Andrea Blum: BIOTA is curated by Jenny Jaskey and organized by Katie Hood Morgan, Chief Curator and Deputy Director, Hunter College Art Galleries. Graduate curatorial fellows: Haley Kane and Antonia Oliver.
This exhibition is made possible by the generous support of the Arthur and Carol Kaufman Goldberg Foundation To-Life Curatorial Workshop Fund, the Anna-Maria and Stephen Kellen Foundation, the Red Painters Fund, the Judith Whitney Godwin Foundation for the Arts, Jill Brienza, Agnes Gund, The Katcher Family Foundation Inc., and other private donors. The publication has been supported by the Graham Foundation for Advanced Studies in the Fine Arts, the Estate of Tony Feher, and a grant from the Wolf Kahn Foundation and the Emily Mason and Alice Trumbull Mason Foundation on behalf of artists Emily Mason and Wolf Kahn.
PUBLICATION
In Spring 2025, Hunter College and Gregory R. Miller & Co. will co-publish an illustrated monograph that gives an overview of Andrea Blum’s work from the 1970s to the present. Designed by Joseph Logan Studio, it will include texts by Catherine Grout, Jenny Jaskey, Pam Lins, Michael Lobel, Sarah Oppenheimer, and a conversation between the artist and Allan Schwartzman.
PUBLIC PROGRAMS
Public Opening Reception
Wednesday, September 4, 6–8 pm
205 Hudson Gallery, Hunter College Art Galleries
205 Hudson Street (at Canal St.)
New York, NY 10013
Andrea Blum Public Lecture
Followed by a conversation with exhibition curator Jenny Jaskey
Wednesday, October 9, 7pm
2nd Floor Flexspace, 205 Hudson Street (at Canal St.)
New York, NY 10013
ABOUT THE ARTIST
Andrea Blum (b. 1950, New York) has been engaged in the discourse between art and architecture since the 1970s. She has had solo exhibitions at Kunsthaus Baselland, Switzerland (2021); La Conservera Centro de Arte Contemporaneo, Murcia, Spain (2012); Stroom Den Haag, Netherlands (2004); and Henry Moore Institute, Leeds (1999), among others. Blum has designed numerous public commissions, including for the University of Pennsylvania (2018); Mudam, Luxembourg (2008); and the 51st Venice Biennale, Italy (2005). She was set designer for a Gaetano Donizetti Opera, commissioned by Theatre des Champs-Elysees in Paris (2013), and in 2005 was named Chevalier, Order of Arts and Letters, by the French Minister of Culture. Blum has been awarded a Guggenheim Fellowship, Graham Foundation Fellowship, SJ Weiler Award, Art Matters, NYSCA and NEA Fellowships, and a Design award from the American Institute of Architects. Blum holds an MFA from the Art Institute of Chicago and a BFA from the Boston Museum School of Fine Arts. Blum taught in the Department of Art and Art History at Hunter College for over thirty years and retired in 2023 as Associate Chair of Studio.

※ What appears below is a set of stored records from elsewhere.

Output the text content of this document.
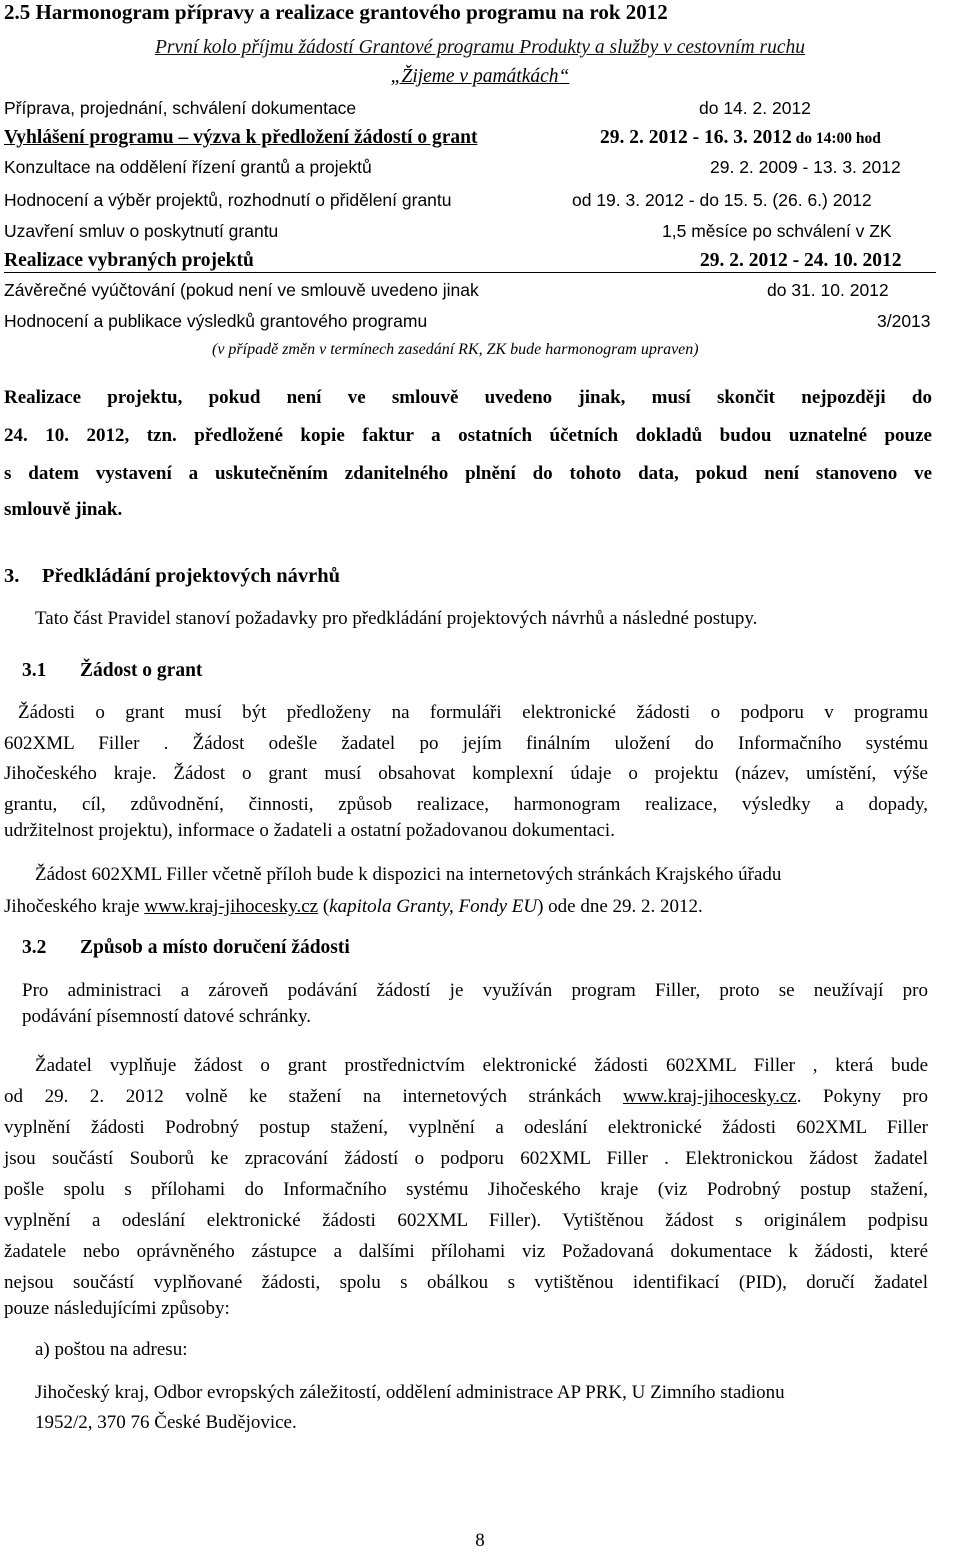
2.5 Harmonogram přípravy a realizace grantového programu na rok 2012
První kolo příjmu žádostí Grantové programu Produkty a služby v cestovním ruchu
„Žijeme v památkách“
Příprava, projednání, schválení dokumentace	do 14. 2. 2012
Vyhlášení programu – výzva k předložení žádostí o grant	29. 2. 2012 - 16. 3. 2012 do 14:00 hod
Konzultace na oddělení řízení grantů a projektů	29. 2. 2009 - 13. 3. 2012
Hodnocení a výběr projektů, rozhodnutí o přidělení grantu	od 19. 3. 2012 - do 15. 5. (26. 6.) 2012
Uzavření smluv o poskytnutí grantu	1,5 měsíce po schválení v ZK
Realizace vybraných projektů	29. 2. 2012 - 24. 10. 2012
Závěrečné vyúčtování (pokud není ve smlouvě uvedeno jinak	do 31. 10. 2012
Hodnocení a publikace výsledků grantového programu	3/2013
(v případě změn v termínech zasedání RK, ZK bude harmonogram upraven)
Realizace projektu, pokud není ve smlouvě uvedeno jinak, musí skončit nejpozději do
24. 10. 2012, tzn. předložené kopie faktur a ostatních účetních dokladů budou uznatelné pouze
s datem vystavení a uskutečněním zdanitelného plnění do tohoto data, pokud není stanoveno ve
smlouvě jinak.
3. Předkládání projektových návrhů
Tato část Pravidel stanoví požadavky pro předkládání projektových návrhů a následné postupy.
3.1 Žádost o grant
Žádosti o grant musí být předloženy na formuláři elektronické žádosti o podporu v programu
602XML Filler . Žádost odešle žadatel po jejím finálním uložení do Informačního systému
Jihočeského kraje. Žádost o grant musí obsahovat komplexní údaje o projektu (název, umístění, výše
grantu, cíl, zdůvodnění, činnosti, způsob realizace, harmonogram realizace, výsledky a dopady,
udržitelnost projektu), informace o žadateli a ostatní požadovanou dokumentaci.
Žádost 602XML Filler včetně příloh bude k dispozici na internetových stránkách Krajského úřadu
Jihočeského kraje www.kraj-jihocesky.cz (kapitola Granty, Fondy EU) ode dne 29. 2. 2012.
3.2 Způsob a místo doručení žádosti
Pro administraci a zároveň podávání žádostí je využíván program Filler, proto se neužívají pro
podávání písemností datové schránky.
Žadatel vyplňuje žádost o grant prostřednictvím elektronické žádosti 602XML Filler , která bude
od 29. 2. 2012 volně ke stažení na internetových stránkách www.kraj-jihocesky.cz. Pokyny pro
vyplnění žádosti Podrobný postup stažení, vyplnění a odeslání elektronické žádosti 602XML Filler
jsou součástí Souborů ke zpracování žádostí o podporu 602XML Filler . Elektronickou žádost žadatel
pošle spolu s přílohami do Informačního systému Jihočeského kraje (viz Podrobný postup stažení,
vyplnění a odeslání elektronické žádosti 602XML Filler). Vytištěnou žádost s originálem podpisu
žadatele nebo oprávněného zástupce a dalšími přílohami viz Požadovaná dokumentace k žádosti, které
nejsou součástí vyplňované žádosti, spolu s obálkou s vytištěnou identifikací (PID), doručí žadatel
pouze následujícími způsoby:
a) poštou na adresu:
Jihočeský kraj, Odbor evropských záležitostí, oddělení administrace AP PRK, U Zimního stadionu
1952/2, 370 76 České Budějovice.
8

ABOUT THE HUNTER COLLEGE ART GALLERIES
Part of the college’s Department of Art and Art History, the Hunter College Art Galleries have contributed to New York City’s vital cultural landscape since their inception over a quarter of a century ago. The galleries provide a space for critical engagement with art and pedagogy, bringing together historical scholarship, contemporary artistic practice, and experimental methodology. The 205 Hudson Gallery on the department’s MFA Studio Art Campus in Tribeca is dedicated to presenting exhibitions and programming that engage issues critical to contemporary art and artists. In Spring semesters, the gallery also hosts a series of MFA thesis exhibitions. Located on Hunter’s main campus at 68th Street and Lexington Avenue, the Bertha and Karl Leubsdorf Gallery presents research-driven historical exhibitions that provide new scholarship on important and often under-represented artists and art movements. The Hunter East Harlem Gallery, located in the Silberman School of Social Work at 119th Street and 3rd Avenue, is dedicated to collaborative social practice and art and artists engaged with issues relevant to the East Harlem community and to the city more broadly.